By the way, I am totally working Steve's plan for how to get yourself married. I remain as conflicted as ever about marriage itself, but I'm determined to try this strategy. Interestingly, every one of my friends with whom I shared the plan and almost every one of you who commented on my blog, was against this plan. Everyone has told me they don't like it, they don't think it will work and it's a bad idea for me. I'm ignoring all of you and doing it anyway. This idea of not getting exclusive with a man until I've taken my time getting to know him over a period of months is not a bad idea at all.

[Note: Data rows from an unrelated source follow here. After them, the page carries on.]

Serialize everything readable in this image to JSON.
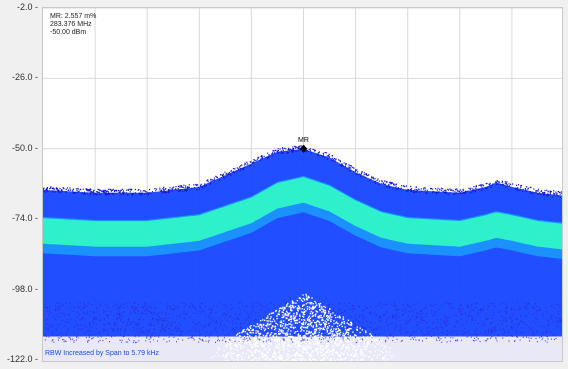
{
  "marker": {
    "label": "MR",
    "readout": [
      "MR: 2.557 m%",
      "283.376 MHz",
      "-50.00 dBm"
    ],
    "level_dbm": -50.0,
    "frequency": "283.376 MHz"
  },
  "footer_note": "RBW Increased by Span to 5.79 kHz",
  "colors": {
    "dense": "#2ff5c8",
    "mid": "#1aa8ff",
    "body": "#1545ff",
    "edge": "#1414c8",
    "sparse": "#2a2ad0",
    "marker": "#000000",
    "grid": "#d9d9d9"
  },
  "chart_data": {
    "type": "heatmap",
    "title": "",
    "xlabel": "",
    "ylabel": "",
    "ylim": [
      -122.0,
      -2.0
    ],
    "y_tick_labels": [
      "-2.0",
      "-26.0",
      "-50.0",
      "-74.0",
      "-98.0",
      "-122.0"
    ],
    "y_ticks": [
      -2.0,
      -26.0,
      -50.0,
      -74.0,
      -98.0,
      -122.0
    ],
    "x_divisions": 10,
    "grid": true,
    "envelope": {
      "x": [
        0.0,
        0.1,
        0.2,
        0.3,
        0.4,
        0.45,
        0.5,
        0.55,
        0.6,
        0.65,
        0.7,
        0.8,
        0.85,
        0.87,
        0.9,
        0.95,
        1.0
      ],
      "top_dbm": [
        -64,
        -65,
        -65,
        -63,
        -55,
        -51,
        -50,
        -53,
        -58,
        -62,
        -64,
        -65,
        -63,
        -61.5,
        -63,
        -65,
        -66
      ],
      "dense_band_center_dbm": [
        -78,
        -79,
        -79,
        -77,
        -71,
        -66,
        -64,
        -67,
        -72,
        -76,
        -78,
        -79,
        -77,
        -76,
        -77,
        -79,
        -80
      ],
      "dense_band_width_db": 4
    },
    "noise_floor_dbm": -114
  }
}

I think way too many of us single-never-married's (especially those of us in our 30's, 40's and 50's) tend to date only one person at a time and we become exclusive with them, and start having sex with them, way too soon. Then the whole thing crashes and burns and convinces us we're cursed.
Well, maybe we are cursed, but I'm going to try to lift mine by taking my time and getting to know the men I date, for chrissake. And not eliminating any of them until we've had some damn time to actually get to know each other past the initial flush of I-can't-believe-you-just-quoted-from-my-favorite-Woody-Allen-movie.

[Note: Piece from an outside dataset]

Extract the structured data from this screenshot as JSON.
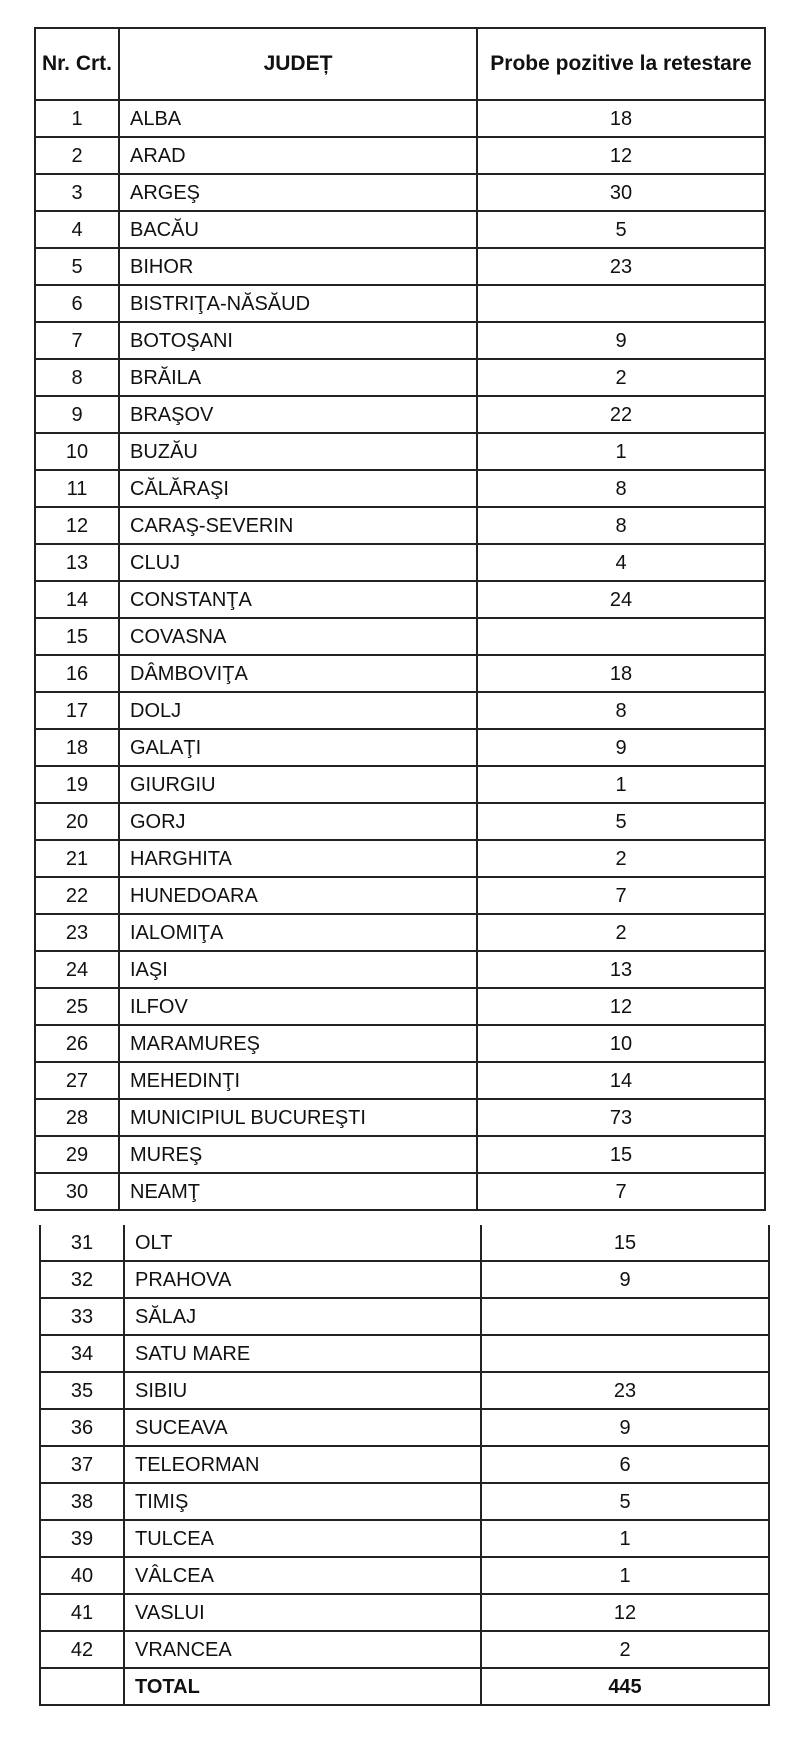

Also, many male friends and male blog commentators made clear that if they dated a woman who followed Steve's plan (eg. asked life goal questions on first date, no sex before 3 months of dating, etc.), they'd stop dating her immediately. This only indicates to me that I have drawn a lot of not-ready-for-marriage guys into my life (and blog) so I'd better not date them.
So, onward with the big experiment that is my life. I will follow Steve's plan for getting married and see where it takes me.